To give you guys an idea of where I stand on trigger points before we end this video. Where I focus a lot of my adjustment timing and techniques is around the thirty to forty Delta. There's no right or wrong answer in here. Again, I'm a little bit fluid in which one I might pick based on timing.
If a stock moves against me quick initially and it's the first day the I have the trade on, I might be a little hesitant to adjust it so quickly in the cycle. I might give the stock another couple days to move against me if it does before I make an adjustment.
I'm always slower to make adjustments than possibly necessary. I do focus on the short strike deltas; I think that's the better way to go.
I think when you actually look at a trade and think about the logic behind why I focus on the short strike is because I want to know more so than the value of the option, because the value of the option can go up or down any given day based on implied volatility et cetera, but I really want to know is the stock really moving against me or is it really not?
Is my position becoming less and less likely to profit or is it not?
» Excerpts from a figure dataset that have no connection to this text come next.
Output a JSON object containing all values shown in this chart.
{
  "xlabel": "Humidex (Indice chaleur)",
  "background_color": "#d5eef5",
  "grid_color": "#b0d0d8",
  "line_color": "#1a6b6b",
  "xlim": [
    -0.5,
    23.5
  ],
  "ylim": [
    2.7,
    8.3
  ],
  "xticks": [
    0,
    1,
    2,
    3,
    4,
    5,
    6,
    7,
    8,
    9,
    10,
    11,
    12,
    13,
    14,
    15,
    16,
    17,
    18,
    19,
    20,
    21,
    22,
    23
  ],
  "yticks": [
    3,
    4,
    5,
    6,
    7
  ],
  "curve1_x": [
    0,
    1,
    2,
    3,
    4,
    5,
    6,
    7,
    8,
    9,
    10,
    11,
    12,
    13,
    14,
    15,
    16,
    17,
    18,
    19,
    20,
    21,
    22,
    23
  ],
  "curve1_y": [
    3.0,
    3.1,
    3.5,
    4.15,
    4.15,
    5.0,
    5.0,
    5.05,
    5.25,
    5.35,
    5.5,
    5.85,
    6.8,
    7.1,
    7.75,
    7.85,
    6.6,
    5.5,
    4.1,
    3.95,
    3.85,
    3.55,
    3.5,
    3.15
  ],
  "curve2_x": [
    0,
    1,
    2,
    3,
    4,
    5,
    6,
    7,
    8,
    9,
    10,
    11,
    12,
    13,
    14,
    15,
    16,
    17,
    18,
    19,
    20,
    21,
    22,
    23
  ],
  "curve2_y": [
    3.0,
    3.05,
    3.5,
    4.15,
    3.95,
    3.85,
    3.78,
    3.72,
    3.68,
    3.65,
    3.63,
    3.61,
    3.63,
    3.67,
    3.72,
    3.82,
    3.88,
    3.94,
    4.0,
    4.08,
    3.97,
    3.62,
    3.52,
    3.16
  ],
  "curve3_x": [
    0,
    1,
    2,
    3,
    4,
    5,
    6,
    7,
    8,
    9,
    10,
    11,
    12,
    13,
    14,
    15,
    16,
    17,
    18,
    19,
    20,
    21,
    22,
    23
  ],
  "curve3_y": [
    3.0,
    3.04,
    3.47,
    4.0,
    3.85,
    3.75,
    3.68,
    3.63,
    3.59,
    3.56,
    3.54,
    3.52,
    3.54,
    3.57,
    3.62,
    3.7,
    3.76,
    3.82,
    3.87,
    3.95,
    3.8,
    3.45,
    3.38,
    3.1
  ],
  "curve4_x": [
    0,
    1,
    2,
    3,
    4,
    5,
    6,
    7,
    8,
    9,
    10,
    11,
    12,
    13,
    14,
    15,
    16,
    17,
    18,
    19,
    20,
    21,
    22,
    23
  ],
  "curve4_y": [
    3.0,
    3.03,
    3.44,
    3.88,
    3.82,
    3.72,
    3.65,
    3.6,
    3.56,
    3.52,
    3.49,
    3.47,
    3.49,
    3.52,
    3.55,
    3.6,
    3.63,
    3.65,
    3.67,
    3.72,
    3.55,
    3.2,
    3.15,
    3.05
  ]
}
For me, I base a lot of that decision on Delta and probability of being in the money for the short strikes.
I want to know, look if the stock's moving against me to the downside, these deltas and this probability are going to go up, they're going to alert me to the fact that I might to make an adjustment. Same thing on the top side.
If the stock moves against me to the top side and starts moving higher, these deltas and this probability of losing are going to go up. That's going to alert me to how long or how short I should get in the stock or make an adjustment, whatever the case is.
The other thing that I like about using deltas and probabilities is that it's time dependent. Remember these probabilities and deltas will adjust as you get closer to expiration.
We're about fifty days out from May expiration right now, if we looked at this exact set up and if Linkedin didn't move in between now and let's say the next ten days, these deltas and these probabilities would adjust to reflect the fact that there's ten days less to go in the expiration cycle.
By using delta you naturally have this hedge or this time factor that's built in so it can help you know when to make an adjustment based on how much time is left. Again, that's another reason why I like to use the delta of each short strike as my trigger point for making adjustments versus the long strike of a particular strategy or the overall credit received.
That's how I focus and how I've been taught and find to be very successful in how we make adjustments here at Option Alpha. Hopefully, that helps out; I hope you enjoyed this video. Hopefully, it brings a lot of clarity to adjustment timing.